As Pence sees it, rather than having to worry about keeping detailed records of how long radio hosts are on, what positions they are taking, and whether those with opposing views are given the same amount of time, radio station owners would just throw in the towel. "You'll simply see them follow the path of least resistance. They'll run country radio or Christian music or go to a type of talk radio that would be neither compelling nor particularly informative. The net effect of bringing back the Fairness Doctrine would be the end of talk radio as we know it."

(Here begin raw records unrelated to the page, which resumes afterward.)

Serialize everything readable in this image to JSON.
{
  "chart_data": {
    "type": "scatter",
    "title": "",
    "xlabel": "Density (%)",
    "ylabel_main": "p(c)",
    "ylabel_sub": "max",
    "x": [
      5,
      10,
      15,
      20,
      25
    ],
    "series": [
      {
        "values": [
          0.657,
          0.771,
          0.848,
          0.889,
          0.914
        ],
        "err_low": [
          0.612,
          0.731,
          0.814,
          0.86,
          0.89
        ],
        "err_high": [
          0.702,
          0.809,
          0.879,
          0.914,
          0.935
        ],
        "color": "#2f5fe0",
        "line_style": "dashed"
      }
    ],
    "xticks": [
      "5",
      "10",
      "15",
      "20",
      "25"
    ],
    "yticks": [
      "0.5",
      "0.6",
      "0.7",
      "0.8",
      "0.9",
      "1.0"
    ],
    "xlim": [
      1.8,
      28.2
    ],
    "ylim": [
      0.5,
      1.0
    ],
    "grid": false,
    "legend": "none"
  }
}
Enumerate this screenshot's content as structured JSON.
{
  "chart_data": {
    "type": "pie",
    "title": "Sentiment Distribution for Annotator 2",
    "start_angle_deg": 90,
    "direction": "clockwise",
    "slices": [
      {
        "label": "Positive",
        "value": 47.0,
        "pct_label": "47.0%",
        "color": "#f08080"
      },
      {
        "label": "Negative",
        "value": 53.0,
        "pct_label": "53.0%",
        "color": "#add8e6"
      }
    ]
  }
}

That may seem hard to believe, considering the amount of listeners and ad dollars at stake. But Dennis Wharton, spokesman for the National Association of Broadcasters, says that — administrative and legal issues aside — the Fairness Doctrine did have a negative effect on talk radio. "It actually inhibited free speech because broadcasters simply avoided covering controversial issues because they feared that the FCC might either fine them or revoke their licenses," he says. "It actually had the practical impact of chilling speech rather than enhancing it."